The introduction of Clemons (Corey Hawkins) is a sound idea. An Oxford med school grad practicing in Romania, he signs onto the Demeter after saving Toby’s life. Then there’s the stowaway/victim of Dracula’s Anna who Clemons nurses back to some measure of health by a series of transfusions. Some of the crew want to toss her overboard, because a woman on a ship is bad luck and enough strange things are beginning to happen. The livestock are all struck down with severe gashes/bites to their necks and drained of blood. This includes the ship’s dog Huckleberry. Before long, one by one, the crew are picked off - just like in the book! - until it’s just down to the captain on board, Clemons and Anna having escaped and pinned Dracula to the main mast - not like in the book!

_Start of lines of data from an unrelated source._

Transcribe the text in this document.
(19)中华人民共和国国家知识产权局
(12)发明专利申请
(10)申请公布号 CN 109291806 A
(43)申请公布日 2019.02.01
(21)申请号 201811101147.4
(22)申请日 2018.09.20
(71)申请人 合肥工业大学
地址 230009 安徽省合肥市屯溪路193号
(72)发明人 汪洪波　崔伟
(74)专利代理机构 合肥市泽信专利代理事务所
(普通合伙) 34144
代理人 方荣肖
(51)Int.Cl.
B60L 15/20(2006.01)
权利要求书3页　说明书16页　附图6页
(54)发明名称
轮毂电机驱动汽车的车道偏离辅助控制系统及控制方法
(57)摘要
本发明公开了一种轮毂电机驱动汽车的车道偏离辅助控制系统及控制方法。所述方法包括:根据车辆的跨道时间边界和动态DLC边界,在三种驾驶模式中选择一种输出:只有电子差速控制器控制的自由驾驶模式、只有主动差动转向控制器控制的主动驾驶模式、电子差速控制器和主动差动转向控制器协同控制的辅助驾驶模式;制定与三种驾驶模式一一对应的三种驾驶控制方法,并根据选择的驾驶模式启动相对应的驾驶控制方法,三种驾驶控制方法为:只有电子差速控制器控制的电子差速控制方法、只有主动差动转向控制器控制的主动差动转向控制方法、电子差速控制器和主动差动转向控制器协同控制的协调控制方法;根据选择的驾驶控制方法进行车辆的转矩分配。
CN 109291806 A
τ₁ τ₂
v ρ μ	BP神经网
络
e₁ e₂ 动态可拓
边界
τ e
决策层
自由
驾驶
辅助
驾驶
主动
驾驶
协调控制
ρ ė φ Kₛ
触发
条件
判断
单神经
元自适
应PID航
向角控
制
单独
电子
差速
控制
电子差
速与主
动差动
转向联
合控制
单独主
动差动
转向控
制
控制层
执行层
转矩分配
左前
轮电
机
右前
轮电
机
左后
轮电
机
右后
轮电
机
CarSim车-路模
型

Anna, doomed to becoming a vampire from Dracula’s bites, separates from Clemons and pushes herself into the rising sun to burst into flames. It’s a striking image in a movie full of them, but bereft of any impact because, well, see my previous observations.


Clemons survives and we encounter him in London, having vowed to hunt Dracula down and kill him. The Count whispers past Clemons and we see him, less Nosferatu than before. I’m guessing we’ll meet up with the Harkers and Van Helsing in the next entry. Big deal.


The pity of all this is that there is a gripping tale to be told, but it peters out before it begins. All the atmospheric cinematography (compliments of Tim Orr) can’t save the issues with the flabby, dislocated direction and indifferent editing. Individual moments come along that are striking and then vanish with the waves of the ocean receding from this beached craft.


If Talk to Me had a surfeit of excellent ideas that practically demand a sequel, The Last Voyage of the Demeter squanders all its ideas and leaves us wonder what’s the point of this exercise? While I actually like the character Clemons and Hawkins is really good, but all of this feels like so much gilding of the lily. 


I respect the filmmakers’ intentions to try something different with a well-known work and (again) I can see how this could work, but this isn’t the movie to do it.